Phil. I do not pretend to be a setter-up of new notions. My endeavours tend only to unite, and place in a clearer light, that truth which was before shared between the vulgar and the philosophers:—the former being of opinion, that those things they immediately perceive are the real things; and the latter, that the things immediately perceived are ideas, which exist only in the mind. Which two notions put together, do, in effect, constitute the substance of what I advance.

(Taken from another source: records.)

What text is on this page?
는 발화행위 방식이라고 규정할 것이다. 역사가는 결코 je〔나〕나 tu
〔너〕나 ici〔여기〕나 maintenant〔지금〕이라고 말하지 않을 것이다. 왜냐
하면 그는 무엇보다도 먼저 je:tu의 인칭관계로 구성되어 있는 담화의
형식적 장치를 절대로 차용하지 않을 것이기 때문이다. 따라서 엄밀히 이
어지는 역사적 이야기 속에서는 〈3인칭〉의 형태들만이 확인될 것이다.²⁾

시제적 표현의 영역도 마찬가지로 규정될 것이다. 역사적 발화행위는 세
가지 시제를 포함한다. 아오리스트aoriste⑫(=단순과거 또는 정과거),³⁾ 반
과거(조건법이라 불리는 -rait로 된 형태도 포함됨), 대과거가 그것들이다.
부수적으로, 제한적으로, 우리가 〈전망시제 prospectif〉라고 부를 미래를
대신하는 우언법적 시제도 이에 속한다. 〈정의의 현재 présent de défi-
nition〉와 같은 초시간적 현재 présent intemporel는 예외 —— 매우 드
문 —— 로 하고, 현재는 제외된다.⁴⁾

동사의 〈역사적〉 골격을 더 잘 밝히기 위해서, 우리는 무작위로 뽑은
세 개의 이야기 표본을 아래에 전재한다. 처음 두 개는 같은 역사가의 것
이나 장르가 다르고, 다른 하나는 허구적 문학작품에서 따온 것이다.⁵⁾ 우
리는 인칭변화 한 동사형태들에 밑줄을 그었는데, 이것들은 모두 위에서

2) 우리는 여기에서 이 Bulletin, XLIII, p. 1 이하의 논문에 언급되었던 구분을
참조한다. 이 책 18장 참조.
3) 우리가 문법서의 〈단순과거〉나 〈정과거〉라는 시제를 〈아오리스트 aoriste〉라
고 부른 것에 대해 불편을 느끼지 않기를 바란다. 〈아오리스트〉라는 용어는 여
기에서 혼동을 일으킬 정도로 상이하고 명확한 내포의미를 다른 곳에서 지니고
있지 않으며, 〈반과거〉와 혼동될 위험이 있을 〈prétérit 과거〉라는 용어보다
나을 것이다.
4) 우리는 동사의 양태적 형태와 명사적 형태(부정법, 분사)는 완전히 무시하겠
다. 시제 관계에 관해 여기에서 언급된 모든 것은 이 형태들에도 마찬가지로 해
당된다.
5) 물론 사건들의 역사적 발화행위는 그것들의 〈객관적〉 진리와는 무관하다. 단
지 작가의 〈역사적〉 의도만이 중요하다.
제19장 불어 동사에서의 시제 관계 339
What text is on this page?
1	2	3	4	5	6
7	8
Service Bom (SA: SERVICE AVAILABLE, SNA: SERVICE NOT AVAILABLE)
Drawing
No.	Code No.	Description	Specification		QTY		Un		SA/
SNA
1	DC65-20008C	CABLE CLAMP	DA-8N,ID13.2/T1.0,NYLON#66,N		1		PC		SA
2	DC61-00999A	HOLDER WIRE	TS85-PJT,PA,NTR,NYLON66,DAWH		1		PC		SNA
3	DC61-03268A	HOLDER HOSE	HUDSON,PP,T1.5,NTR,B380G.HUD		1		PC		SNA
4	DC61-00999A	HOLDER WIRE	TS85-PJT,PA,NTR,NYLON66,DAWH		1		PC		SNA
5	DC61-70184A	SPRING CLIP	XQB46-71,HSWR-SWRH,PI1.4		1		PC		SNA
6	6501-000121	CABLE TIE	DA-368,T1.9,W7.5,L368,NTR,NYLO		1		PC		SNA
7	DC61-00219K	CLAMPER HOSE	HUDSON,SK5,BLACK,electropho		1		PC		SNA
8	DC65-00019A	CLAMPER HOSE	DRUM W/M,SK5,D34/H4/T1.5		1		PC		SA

HYL. I have been a long time distrusting my senses: methought I saw things by a dim light and through false glasses. Now the glasses are removed and a new light breaks in upon my under standing. I am clearly convinced that I see things in their native forms, and am no longer in pain about their unknown natures or absolute existence. This is the state I find myself in at present; though, indeed, the course that brought me to it I do not yet thoroughly comprehend. You set out upon the same principles that Academics, Cartesians, and the like sects usually do; and for a long time it looked as if you were advancing their philosophical Scepticism: but, in the end, your conclusions are directly opposite to theirs.
Phil. You see, Hylas, the water of yonder fountain, how it is forced upwards, in a round column, to a certain height; at which it breaks, and falls back into the basin from whence it rose: its ascent, as well as descent, proceeding from the same uniform law or principle of gravitation. just so, the same Principles which, at first view, lead to Scepticism, pursued to a certain point, bring men back to Common Sense.